The Information and Broadcasting ministry’s Directorate of Advertising and Visual Publicity (DAVP) has also come under the PMO’s scrutiny. The DAVP has been told to submit to the PMO, all information and data about the advertisements it has given to media outfits in the past ten years. The PMO wants to know how much government money was pumped into which media outfits in the past decade (read the UPA tenure).

The idea is to regulate the pumping of government money in media outfits by way of advertisements which has kept these entities financially afloat. This is bad news for media outfits, including several major mainline newspapers, which have survived mainly on account of government doles in the form of advertisements. At least two major English dailies would be directly affected and may face closure if government advertisements were to dry up for these. One of the affected newspapers is a prominent English daily which has been pro-BJP in its editorial orientation and patronized by a tall leader of the BJP who is no longer in Modi’s scheme of things.

* Ministers Are Constantly Under Watch

Union ministers are constantly under the watch of PM Modi. 
More importantly, they have been given rude jolts from time to time to remind them that they are under watch.

Consider these two examples.

One minister was breaking bread in a five star hotel in New Delhi with a top industrial magnate who is known to be very close to PM Modi.
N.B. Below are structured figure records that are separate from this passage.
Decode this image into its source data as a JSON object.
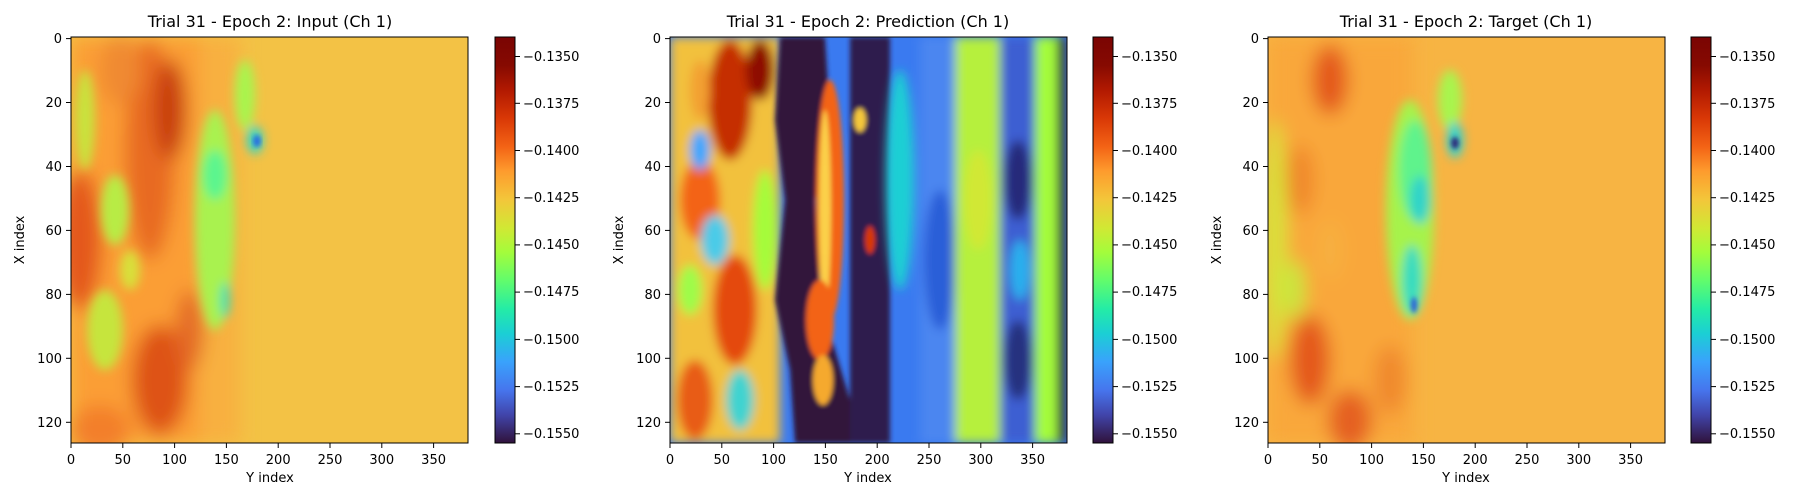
{
  "chart_data": [
    {
      "type": "heatmap",
      "title": "Trial 31 - Epoch 2: Input (Ch 1)",
      "xlabel": "Y index",
      "ylabel": "X index",
      "x_range": [
        0,
        383
      ],
      "y_range": [
        0,
        127
      ],
      "x_ticks": [
        0,
        50,
        100,
        150,
        200,
        250,
        300,
        350
      ],
      "y_ticks": [
        0,
        20,
        40,
        60,
        80,
        100,
        120
      ],
      "colorbar": {
        "colormap": "turbo",
        "range": [
          -0.1555,
          -0.134
        ],
        "ticks": [
          -0.135,
          -0.1375,
          -0.14,
          -0.1425,
          -0.145,
          -0.1475,
          -0.15,
          -0.1525,
          -0.155
        ],
        "tick_labels": [
          "−0.1350",
          "−0.1375",
          "−0.1400",
          "−0.1425",
          "−0.1450",
          "−0.1475",
          "−0.1500",
          "−0.1525",
          "−0.1550"
        ]
      }
    },
    {
      "type": "heatmap",
      "title": "Trial 31 - Epoch 2: Prediction (Ch 1)",
      "xlabel": "Y index",
      "ylabel": "X index",
      "x_range": [
        0,
        383
      ],
      "y_range": [
        0,
        127
      ],
      "x_ticks": [
        0,
        50,
        100,
        150,
        200,
        250,
        300,
        350
      ],
      "y_ticks": [
        0,
        20,
        40,
        60,
        80,
        100,
        120
      ],
      "colorbar": {
        "colormap": "turbo",
        "range": [
          -0.1555,
          -0.134
        ],
        "ticks": [
          -0.135,
          -0.1375,
          -0.14,
          -0.1425,
          -0.145,
          -0.1475,
          -0.15,
          -0.1525,
          -0.155
        ],
        "tick_labels": [
          "−0.1350",
          "−0.1375",
          "−0.1400",
          "−0.1425",
          "−0.1450",
          "−0.1475",
          "−0.1500",
          "−0.1525",
          "−0.1550"
        ]
      }
    },
    {
      "type": "heatmap",
      "title": "Trial 31 - Epoch 2: Target (Ch 1)",
      "xlabel": "Y index",
      "ylabel": "X index",
      "x_range": [
        0,
        383
      ],
      "y_range": [
        0,
        127
      ],
      "x_ticks": [
        0,
        50,
        100,
        150,
        200,
        250,
        300,
        350
      ],
      "y_ticks": [
        0,
        20,
        40,
        60,
        80,
        100,
        120
      ],
      "colorbar": {
        "colormap": "turbo",
        "range": [
          -0.1555,
          -0.134
        ],
        "ticks": [
          -0.135,
          -0.1375,
          -0.14,
          -0.1425,
          -0.145,
          -0.1475,
          -0.15,
          -0.1525,
          -0.155
        ],
        "tick_labels": [
          "−0.1350",
          "−0.1375",
          "−0.1400",
          "−0.1425",
          "−0.1450",
          "−0.1475",
          "−0.1500",
          "−0.1525",
          "−0.1550"
        ]
      }
    }
  ]
}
During the course of his meal, the minister gets a call from the PM himself, inquiring whether the meal was over. It was a brief call and no directions were issued But the message was driven home and the minister quickly wrapped up his meeting and headed back to office.

Another minister was happily going to the Indira Gandhi International airport for his maiden foreign trip a couple of months ago, dressed in jeans. He had barely driven for about a kilometer and a half when he got a call on his mobile from the PM himself. The PM casually inquired where he was headed to and the minister gently reminded him about his foreign trip which had been duly cleared by the government. But he was flabbergasted when Modi chided him for wearing jeans and told him that as a public servant he would be under people’s gaze in India as well as abroad and may be criticized for his choice. As the line went dead, the befuddled minister ordered his driver to take the car back to his residence where he quickly changed into the traditional kurta-pyjama and proceeded with his foreign trip.

In fact, such is the mortal fear of PM Modi that ministers and top bureaucrats have stopped using their personal mobile phones for their very private conversations. Instead, they have started using the phones of their drivers and aides for such conversations as these phones are ‘safe’.